The large roof will collect rainwater and solar energy. Gradients of air temperature and pressure will drive passive ventilation systems, not unlike those used by opal miners to keep fresh air flowing through their mines.

Entering the building through an earth-covered tunnel, visitors will encounter an expansive underground space, lit from above by natural light and with daylight pouring in at the end of a long, gently descending ramp.

There will be exhibitions about opal, fossils, opal mining technology and culture, and the people, faces and legends of Australia’s opal fields. Ultimately, in the final stage of development, there will be a cool underground Gondwanan garden containing trees - Wollemi pines! - ferns, cycads and other descendants of the plants that lived 100 million years ago, when dinosaurs walked the place we now know as Lightning Ridge.

This is the vision for the Australian Opal Centre's magnificent new building. Innovations in design, materials and processes will generate new paradigms for the future of public architecture in semi-arid Australia.

The building design will conserve water and energy, minimise running costs and attract millions of visitors from around Australia and the world for generations to come.

The new Australian Opal Centre will be developed in stages.
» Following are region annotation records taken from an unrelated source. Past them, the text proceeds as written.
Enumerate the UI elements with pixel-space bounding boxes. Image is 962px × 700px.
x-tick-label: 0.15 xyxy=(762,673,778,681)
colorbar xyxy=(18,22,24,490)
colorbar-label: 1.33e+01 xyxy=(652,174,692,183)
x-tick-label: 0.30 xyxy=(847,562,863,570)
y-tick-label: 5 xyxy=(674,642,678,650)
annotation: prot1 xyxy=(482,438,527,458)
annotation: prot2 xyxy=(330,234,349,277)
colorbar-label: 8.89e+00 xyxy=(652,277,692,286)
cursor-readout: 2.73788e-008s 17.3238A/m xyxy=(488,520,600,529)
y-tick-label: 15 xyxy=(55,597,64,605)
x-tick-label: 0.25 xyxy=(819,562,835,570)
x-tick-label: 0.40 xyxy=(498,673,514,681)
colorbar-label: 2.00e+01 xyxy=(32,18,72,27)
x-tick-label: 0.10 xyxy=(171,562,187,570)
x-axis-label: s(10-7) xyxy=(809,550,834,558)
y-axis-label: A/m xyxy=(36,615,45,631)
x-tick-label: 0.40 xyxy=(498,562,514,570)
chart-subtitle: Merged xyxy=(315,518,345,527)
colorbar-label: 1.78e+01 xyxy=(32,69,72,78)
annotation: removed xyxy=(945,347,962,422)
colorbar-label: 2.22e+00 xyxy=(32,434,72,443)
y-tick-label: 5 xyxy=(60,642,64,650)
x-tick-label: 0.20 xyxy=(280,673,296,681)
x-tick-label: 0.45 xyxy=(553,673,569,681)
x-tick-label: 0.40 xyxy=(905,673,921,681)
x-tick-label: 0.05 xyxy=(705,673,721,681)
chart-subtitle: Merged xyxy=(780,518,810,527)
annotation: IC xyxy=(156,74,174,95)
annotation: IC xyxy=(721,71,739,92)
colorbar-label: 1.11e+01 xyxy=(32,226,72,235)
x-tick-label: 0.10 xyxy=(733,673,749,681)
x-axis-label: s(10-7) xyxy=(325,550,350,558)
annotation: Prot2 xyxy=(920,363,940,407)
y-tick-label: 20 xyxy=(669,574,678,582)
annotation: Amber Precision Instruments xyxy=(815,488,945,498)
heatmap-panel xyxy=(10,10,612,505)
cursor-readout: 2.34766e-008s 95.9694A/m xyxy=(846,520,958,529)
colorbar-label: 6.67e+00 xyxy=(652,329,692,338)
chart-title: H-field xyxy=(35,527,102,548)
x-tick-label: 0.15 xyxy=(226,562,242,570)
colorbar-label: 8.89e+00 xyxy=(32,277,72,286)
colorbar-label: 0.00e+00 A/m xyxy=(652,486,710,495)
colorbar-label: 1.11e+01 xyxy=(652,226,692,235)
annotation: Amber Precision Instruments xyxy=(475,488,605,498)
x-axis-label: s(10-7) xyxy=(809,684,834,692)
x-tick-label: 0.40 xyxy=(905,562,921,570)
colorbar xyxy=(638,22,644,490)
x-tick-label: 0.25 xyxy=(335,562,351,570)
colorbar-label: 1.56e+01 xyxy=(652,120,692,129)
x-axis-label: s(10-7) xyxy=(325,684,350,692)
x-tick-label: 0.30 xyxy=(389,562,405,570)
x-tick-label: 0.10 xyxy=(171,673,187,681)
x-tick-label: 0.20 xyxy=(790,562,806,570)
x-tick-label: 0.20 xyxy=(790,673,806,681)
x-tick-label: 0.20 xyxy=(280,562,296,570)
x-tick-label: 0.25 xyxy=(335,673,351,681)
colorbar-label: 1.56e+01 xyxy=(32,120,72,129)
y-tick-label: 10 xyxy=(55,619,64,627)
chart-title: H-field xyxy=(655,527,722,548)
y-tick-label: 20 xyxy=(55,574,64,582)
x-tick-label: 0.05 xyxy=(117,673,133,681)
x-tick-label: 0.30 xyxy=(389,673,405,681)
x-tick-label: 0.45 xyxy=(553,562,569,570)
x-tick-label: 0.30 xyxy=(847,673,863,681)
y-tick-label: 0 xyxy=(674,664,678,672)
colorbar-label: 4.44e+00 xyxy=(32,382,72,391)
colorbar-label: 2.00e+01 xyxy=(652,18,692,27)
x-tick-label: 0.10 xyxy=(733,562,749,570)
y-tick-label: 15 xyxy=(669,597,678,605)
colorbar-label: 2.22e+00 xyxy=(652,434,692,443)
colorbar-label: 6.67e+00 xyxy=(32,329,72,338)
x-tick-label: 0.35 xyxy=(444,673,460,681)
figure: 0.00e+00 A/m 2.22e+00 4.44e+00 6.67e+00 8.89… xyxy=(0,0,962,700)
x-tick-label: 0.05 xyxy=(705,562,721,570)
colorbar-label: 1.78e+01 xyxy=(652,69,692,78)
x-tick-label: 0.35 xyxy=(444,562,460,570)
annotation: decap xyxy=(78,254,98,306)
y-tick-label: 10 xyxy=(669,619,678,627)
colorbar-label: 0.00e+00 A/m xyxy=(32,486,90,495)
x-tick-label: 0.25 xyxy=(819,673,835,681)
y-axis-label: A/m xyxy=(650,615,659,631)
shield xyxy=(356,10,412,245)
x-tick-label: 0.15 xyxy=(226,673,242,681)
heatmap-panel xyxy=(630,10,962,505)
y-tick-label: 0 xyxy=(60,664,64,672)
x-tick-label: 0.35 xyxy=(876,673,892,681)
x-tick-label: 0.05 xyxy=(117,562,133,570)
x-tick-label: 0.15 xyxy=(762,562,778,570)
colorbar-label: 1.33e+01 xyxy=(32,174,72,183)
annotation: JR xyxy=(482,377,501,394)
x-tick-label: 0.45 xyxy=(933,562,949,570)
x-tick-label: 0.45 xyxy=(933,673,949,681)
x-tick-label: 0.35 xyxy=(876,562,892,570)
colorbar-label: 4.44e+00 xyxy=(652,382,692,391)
Commitments in excess of $20 million have been secured for design and construction of Stage 1. After years of planning, consultation, fundraising and detailed design - and having navigated the significant challenges caused by the COVID-19 pandemic and its impacts on construction industry supply chains - in 2023 we are poised ready to see our new AOC emerge from the ground.

Barpa Pty Ltd, a 51% Indigenous owned Australian construction company, has been appointed head contractor (builder) for Stage 1 of the new AOC and in August 2023, will mobilise to the site of the new Australian Opal Centre and prepare to begin construction. The new AOC Stage 1 is expected to open to the public in the second half of 2024.